И это была чистая правда. Денег не было, зато имелось доброе имя: все знали, что испанские полки, очень ревностно оберегавшие свою честь, никогда не бунтовали до сражения, чтобы, не дай бог, не сказали, что они, мол, просто испугались. Случалось им даже приостанавливать уже вовсю полыхавший мятеж и идти в атаку – так бывало и под Ньипортом, и в Алсте. Этим наша нация отличается от швейцарцев, итальянцев, немцев и англичан: если те заявляют: «Пока с долгами не разочтешься, драться не пойдем», то испанцы бунтуют исключительно после победы.
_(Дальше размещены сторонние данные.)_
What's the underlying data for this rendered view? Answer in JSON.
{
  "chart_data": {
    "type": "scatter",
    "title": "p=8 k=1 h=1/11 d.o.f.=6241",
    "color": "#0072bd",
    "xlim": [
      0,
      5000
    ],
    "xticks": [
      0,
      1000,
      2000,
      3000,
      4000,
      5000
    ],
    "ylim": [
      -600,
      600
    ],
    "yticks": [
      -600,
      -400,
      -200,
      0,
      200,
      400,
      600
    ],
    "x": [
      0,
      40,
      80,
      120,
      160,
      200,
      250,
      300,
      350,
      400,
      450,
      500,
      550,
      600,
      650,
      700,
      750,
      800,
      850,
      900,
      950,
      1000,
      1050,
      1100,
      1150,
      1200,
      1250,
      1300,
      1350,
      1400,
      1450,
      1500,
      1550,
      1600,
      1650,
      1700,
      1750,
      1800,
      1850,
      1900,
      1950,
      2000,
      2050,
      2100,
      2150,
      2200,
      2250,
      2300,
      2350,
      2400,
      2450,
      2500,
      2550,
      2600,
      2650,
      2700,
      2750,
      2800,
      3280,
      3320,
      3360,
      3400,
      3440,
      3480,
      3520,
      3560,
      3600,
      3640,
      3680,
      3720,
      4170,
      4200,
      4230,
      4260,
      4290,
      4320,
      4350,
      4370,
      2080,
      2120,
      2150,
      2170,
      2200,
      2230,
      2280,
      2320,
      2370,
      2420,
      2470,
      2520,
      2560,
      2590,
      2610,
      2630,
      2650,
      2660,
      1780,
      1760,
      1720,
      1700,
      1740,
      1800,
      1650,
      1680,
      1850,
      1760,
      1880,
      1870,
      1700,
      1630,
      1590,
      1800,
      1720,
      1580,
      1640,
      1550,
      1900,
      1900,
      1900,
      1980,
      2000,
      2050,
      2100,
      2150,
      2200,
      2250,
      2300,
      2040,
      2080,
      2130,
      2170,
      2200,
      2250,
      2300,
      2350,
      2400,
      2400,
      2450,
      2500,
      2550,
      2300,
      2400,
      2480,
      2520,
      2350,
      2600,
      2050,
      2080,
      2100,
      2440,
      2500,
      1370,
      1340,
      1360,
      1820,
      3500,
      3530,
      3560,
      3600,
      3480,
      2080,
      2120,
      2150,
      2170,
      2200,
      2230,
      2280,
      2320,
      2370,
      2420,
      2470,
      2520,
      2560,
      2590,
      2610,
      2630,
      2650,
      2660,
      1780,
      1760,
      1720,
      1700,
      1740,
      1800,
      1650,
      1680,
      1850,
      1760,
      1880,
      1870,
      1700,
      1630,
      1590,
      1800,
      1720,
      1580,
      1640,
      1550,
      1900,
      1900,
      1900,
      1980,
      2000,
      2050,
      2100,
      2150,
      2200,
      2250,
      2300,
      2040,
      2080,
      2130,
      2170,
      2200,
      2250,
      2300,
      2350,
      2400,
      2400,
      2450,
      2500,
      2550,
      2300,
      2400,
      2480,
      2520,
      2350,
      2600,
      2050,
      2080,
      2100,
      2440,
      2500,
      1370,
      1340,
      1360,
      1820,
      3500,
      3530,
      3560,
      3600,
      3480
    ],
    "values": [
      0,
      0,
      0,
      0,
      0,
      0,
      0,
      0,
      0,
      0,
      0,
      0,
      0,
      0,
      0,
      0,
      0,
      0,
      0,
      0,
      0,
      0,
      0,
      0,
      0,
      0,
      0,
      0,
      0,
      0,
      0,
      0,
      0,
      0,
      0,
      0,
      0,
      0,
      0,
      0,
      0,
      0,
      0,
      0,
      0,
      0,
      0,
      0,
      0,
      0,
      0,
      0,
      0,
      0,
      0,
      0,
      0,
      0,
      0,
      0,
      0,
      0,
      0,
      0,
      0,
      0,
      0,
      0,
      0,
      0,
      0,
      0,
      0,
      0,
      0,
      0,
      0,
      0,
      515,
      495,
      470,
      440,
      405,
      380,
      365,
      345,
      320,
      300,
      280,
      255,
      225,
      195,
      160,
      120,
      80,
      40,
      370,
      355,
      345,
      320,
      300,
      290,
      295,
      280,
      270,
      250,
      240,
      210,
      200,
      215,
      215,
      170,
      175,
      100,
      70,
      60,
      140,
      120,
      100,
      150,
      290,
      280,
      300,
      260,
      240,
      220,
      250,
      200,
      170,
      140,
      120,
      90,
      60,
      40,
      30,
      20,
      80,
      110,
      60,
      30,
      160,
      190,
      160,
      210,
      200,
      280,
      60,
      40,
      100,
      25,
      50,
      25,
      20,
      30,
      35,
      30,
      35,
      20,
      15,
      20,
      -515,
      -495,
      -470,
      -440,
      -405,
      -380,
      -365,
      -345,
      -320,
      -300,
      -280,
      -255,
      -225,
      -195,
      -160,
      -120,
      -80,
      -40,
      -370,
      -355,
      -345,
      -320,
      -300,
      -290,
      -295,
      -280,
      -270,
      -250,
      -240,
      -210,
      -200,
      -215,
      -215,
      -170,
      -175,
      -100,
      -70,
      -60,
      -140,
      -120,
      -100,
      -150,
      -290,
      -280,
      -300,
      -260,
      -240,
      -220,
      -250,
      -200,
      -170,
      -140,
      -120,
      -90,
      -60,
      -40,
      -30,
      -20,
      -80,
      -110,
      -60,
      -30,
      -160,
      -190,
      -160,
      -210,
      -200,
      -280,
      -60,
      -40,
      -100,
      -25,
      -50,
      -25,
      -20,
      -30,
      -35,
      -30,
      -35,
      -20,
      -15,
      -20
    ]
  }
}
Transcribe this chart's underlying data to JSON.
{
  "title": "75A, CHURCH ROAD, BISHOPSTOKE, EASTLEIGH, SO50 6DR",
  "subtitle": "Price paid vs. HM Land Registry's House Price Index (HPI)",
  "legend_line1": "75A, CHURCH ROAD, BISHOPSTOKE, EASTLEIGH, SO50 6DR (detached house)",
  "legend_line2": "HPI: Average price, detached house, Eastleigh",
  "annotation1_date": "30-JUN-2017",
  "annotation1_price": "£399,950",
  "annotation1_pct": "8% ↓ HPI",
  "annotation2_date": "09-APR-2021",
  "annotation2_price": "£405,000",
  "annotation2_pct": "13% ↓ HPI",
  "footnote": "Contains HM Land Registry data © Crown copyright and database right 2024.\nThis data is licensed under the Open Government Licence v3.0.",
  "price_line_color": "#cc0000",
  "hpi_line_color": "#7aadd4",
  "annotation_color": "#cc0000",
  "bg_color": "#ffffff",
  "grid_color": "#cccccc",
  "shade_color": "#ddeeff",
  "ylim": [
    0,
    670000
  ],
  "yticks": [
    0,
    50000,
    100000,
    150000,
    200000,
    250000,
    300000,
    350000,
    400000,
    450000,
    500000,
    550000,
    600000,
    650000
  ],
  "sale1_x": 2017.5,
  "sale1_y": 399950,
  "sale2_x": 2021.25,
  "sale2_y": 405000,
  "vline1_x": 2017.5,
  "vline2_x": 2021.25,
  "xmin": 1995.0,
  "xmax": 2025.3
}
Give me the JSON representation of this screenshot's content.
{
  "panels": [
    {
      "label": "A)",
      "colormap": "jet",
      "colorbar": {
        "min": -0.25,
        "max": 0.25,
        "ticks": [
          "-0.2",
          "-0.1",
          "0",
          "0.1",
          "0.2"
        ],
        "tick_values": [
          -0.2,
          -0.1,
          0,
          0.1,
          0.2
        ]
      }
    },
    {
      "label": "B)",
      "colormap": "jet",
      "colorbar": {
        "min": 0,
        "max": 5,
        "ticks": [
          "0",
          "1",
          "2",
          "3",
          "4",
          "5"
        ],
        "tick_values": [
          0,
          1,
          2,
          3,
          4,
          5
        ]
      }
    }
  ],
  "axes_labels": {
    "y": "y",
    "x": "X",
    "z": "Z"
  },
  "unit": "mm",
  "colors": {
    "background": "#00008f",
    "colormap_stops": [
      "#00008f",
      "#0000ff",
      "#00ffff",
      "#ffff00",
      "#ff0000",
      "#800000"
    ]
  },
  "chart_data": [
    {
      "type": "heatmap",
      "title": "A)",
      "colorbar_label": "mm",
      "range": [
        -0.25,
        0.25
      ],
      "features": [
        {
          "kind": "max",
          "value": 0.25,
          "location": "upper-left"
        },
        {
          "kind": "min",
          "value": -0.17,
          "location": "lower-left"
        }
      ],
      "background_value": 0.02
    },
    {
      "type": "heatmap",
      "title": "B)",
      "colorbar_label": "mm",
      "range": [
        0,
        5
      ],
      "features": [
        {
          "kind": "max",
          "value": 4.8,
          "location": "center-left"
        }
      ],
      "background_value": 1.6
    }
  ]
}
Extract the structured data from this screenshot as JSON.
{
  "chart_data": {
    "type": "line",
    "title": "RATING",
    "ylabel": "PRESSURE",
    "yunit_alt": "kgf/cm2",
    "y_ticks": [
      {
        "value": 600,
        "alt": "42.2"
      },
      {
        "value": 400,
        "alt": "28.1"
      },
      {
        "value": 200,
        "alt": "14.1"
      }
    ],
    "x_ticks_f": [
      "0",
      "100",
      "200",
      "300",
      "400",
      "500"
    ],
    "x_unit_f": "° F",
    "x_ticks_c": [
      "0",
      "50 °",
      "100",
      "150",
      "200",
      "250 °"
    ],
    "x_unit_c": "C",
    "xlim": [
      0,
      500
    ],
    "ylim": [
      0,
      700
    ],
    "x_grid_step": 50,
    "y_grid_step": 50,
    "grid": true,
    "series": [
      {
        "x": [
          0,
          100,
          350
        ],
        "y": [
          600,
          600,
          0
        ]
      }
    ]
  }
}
– Я-то думал, что поставлен командовать испанцами, а не чужеземным сбродом.
Эти слова произвели должное действие – солдаты беспокойно заерзали на скамейке, а Гарроте еле слышно выругался. В зеленовато-прозрачных глазах Диего Алатристе мелькнула усмешка, ибо фортель Брагадо оказался поистине чудотворным: ропот за столом стих, и капитан понимающе переглянулся с Алатристе: знай, мол, наших. Еще бы не знать!
– Выходить прямо сейчас! – совсем другим тоном бросил капитан.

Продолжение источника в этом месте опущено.